Even if the bill does pass the Council, many questions remain on how it will be implemented and paid for. D.C. Chief Financial Officer Jeffrey DeWitt on Monday pegged the four-year cost of the bill at $121 million, largely because the way it is written it would prohibit short-term rentals in areas where zoning does not allow it — which is many residential areas. That, said DeWitt, would make between 80 and 90 percent of existing short-term rentals illegal, thus forfeiting the revenue the city already takes in from them. (Airbnb collects and remits the hotel tax for every short-term rental booked through the platform.)

But Council Chairman Phil Mendelson largely brushed aside the CFO’s analysis, saying the Council is merely trying to regulate a practice that is currently illegal and that it could pass the bill and find a way to pay for it later.

“It’s a bizarre situation. Bizarre because what the CFO has opined is that the bill makes it easier for the government to enforce existing laws and regulations, and in enforcing the existing laws and regulations, most of the short-term rentals would be prohibited. Well that’s not our intent.
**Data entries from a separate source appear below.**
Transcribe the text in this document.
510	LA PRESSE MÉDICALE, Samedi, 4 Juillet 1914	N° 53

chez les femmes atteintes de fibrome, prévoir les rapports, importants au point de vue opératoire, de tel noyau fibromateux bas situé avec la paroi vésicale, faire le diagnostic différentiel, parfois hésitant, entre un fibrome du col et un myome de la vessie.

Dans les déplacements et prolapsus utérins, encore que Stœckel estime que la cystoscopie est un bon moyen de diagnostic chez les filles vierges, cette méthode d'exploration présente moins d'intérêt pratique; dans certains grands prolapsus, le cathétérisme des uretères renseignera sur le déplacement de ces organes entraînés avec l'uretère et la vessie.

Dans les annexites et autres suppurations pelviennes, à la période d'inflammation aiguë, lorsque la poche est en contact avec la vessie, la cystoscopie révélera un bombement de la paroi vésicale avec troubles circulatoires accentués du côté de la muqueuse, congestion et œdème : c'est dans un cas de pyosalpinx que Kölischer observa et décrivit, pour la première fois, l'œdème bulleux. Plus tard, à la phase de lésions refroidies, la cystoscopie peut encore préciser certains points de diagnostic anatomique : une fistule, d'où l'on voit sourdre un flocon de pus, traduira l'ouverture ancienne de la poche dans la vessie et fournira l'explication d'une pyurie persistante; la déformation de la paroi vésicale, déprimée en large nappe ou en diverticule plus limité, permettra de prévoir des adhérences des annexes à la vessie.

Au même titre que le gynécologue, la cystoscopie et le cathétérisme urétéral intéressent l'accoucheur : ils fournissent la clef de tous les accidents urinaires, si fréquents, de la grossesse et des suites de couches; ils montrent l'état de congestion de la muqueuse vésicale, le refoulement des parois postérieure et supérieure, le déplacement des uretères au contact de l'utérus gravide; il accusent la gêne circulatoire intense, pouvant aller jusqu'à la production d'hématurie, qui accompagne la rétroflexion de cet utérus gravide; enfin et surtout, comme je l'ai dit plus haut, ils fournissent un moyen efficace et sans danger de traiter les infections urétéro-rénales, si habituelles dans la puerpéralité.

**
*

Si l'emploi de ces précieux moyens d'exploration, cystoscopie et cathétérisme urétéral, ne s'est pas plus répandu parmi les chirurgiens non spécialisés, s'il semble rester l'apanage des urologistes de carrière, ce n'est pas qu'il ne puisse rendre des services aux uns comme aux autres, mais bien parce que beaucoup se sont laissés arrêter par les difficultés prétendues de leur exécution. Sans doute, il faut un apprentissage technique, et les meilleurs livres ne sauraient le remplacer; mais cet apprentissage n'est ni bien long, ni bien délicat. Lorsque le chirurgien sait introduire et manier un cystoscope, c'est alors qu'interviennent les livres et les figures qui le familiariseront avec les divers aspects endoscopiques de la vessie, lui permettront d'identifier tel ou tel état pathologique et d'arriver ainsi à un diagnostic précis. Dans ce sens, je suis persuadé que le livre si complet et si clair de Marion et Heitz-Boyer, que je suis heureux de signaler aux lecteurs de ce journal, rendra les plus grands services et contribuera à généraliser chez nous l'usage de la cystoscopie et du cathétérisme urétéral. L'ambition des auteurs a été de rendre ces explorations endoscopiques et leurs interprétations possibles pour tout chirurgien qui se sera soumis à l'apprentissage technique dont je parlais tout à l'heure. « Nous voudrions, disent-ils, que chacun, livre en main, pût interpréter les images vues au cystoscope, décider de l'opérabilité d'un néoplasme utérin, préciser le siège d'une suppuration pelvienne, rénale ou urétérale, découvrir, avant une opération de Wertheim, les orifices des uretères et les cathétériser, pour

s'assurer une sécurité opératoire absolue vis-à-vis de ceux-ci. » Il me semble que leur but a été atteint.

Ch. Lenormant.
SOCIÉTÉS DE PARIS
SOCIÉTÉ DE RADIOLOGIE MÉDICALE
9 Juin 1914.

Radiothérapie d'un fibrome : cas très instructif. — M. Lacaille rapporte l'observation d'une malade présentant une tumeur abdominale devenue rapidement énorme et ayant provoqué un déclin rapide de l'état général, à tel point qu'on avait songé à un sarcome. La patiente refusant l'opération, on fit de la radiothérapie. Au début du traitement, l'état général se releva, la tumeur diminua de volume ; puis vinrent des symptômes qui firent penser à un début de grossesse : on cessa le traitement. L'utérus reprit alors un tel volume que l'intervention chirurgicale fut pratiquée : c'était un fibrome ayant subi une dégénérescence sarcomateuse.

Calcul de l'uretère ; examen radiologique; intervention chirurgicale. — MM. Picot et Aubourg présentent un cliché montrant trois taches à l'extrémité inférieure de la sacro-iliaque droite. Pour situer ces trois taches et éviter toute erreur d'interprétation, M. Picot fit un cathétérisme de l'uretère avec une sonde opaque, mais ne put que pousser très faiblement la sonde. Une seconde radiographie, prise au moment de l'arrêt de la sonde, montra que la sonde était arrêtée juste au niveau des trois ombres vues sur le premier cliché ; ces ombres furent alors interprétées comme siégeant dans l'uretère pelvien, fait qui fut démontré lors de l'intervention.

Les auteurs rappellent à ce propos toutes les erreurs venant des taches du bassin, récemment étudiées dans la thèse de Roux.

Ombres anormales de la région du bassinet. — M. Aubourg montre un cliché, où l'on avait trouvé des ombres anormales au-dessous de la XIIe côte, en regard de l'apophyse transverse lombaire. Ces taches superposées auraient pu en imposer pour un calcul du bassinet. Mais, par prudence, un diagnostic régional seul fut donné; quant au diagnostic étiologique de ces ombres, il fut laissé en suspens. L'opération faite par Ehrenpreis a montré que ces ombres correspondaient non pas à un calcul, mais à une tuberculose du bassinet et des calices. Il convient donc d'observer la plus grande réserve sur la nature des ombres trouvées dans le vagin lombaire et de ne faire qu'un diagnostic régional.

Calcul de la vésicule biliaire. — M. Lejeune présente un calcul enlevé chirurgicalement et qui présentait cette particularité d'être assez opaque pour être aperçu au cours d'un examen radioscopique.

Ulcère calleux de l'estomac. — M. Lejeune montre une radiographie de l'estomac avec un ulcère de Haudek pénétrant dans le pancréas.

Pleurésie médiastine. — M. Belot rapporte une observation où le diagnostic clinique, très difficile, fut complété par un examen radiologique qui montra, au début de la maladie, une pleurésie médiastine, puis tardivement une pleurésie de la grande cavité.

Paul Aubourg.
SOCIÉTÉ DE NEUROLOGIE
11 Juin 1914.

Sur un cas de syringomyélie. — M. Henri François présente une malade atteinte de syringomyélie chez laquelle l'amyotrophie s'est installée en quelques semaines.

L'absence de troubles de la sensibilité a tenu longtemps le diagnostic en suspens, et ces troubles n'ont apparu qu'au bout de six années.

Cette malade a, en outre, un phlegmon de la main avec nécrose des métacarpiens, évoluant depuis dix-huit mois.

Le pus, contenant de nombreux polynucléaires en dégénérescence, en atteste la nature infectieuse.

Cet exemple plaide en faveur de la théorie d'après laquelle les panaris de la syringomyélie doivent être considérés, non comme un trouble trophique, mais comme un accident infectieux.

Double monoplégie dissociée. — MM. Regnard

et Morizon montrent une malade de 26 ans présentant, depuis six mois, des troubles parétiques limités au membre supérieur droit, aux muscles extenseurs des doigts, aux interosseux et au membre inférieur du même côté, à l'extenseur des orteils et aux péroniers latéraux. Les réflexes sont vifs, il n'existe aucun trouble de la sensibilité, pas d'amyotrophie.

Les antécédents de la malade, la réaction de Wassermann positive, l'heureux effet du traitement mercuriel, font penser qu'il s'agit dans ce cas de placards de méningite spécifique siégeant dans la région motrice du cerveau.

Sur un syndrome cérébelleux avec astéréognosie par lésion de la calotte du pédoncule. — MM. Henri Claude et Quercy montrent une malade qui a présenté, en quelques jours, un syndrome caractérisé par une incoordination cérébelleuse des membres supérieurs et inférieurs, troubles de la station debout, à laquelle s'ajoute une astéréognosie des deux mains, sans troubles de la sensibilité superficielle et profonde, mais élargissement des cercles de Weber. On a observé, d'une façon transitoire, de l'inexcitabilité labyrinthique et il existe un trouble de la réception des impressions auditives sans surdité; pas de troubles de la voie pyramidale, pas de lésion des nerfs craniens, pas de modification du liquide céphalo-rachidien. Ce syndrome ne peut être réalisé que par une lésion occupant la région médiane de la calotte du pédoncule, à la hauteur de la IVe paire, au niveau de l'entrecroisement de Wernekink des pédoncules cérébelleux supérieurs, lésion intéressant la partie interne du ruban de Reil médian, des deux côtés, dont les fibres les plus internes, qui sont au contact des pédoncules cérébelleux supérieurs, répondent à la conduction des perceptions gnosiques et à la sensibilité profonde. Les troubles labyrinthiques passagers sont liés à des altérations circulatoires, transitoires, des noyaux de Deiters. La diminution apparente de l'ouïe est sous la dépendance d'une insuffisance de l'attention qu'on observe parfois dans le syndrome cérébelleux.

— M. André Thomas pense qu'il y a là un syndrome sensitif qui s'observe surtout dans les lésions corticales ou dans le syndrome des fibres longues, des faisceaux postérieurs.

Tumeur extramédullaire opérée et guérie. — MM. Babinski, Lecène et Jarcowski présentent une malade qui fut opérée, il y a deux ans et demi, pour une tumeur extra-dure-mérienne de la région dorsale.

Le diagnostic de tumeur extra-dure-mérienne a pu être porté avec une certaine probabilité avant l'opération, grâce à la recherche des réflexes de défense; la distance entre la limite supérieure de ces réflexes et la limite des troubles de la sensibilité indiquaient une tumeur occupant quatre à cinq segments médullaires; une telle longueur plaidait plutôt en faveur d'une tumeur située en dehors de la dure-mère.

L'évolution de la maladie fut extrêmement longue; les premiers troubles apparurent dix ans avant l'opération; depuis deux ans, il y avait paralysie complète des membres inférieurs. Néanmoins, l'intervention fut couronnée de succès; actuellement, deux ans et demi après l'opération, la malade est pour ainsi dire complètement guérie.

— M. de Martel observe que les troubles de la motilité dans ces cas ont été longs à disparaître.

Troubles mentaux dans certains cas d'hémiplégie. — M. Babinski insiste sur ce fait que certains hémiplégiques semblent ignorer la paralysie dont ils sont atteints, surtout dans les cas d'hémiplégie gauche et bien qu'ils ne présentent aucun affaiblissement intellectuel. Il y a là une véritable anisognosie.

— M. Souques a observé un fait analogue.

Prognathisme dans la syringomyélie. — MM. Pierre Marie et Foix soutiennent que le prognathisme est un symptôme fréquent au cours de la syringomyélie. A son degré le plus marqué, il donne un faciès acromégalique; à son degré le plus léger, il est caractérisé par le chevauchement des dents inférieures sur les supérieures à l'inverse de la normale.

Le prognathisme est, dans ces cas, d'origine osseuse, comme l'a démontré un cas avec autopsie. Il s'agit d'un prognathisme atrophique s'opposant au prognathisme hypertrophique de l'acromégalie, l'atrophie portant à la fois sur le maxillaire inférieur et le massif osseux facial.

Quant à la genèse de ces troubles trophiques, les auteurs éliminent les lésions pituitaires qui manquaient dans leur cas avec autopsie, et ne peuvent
Our intent is to ensure that home-sharing can continue and prosper in the District,” he said.

Any proposal to regulate home-sharing in D.C. — which is generally defined as rentals lasting fewer than 30 days a time — would also have to include action by the Zoning Commission to amend the city’s zoning code to allow the practice in residential areas.

“It’s my intent to ask the Zoning Commission to revisit its regulations so that the bulk of the short-term rentals, that is the ones that are in residential neighborhoods currently prohibited by zoning, would be permitted,” said Mendelson.

In his memo, Lehane worried that if passed as originally written, Mendelson’s bill would “result in truly dire straits for thousands of Washingtonians who depend on home-sharing income to make ends meet.” But in her own statement, Lauren Windsor, of AirbnbWATCH, a group that supports regulating home-sharing, said the bill would instead help Washingtonians already facing a shortage of affordable options.

“Limiting short-term rentals to primary residences would increase the city’s permanent housing stock by more than 5,000 homes over the next two years by eliminating professional short-term rental investing,” she said in a statement. “This will not only return thousands of homes to the city’s long-term housing supply, but also protect thousands more from being bought up by outside commercial investors.”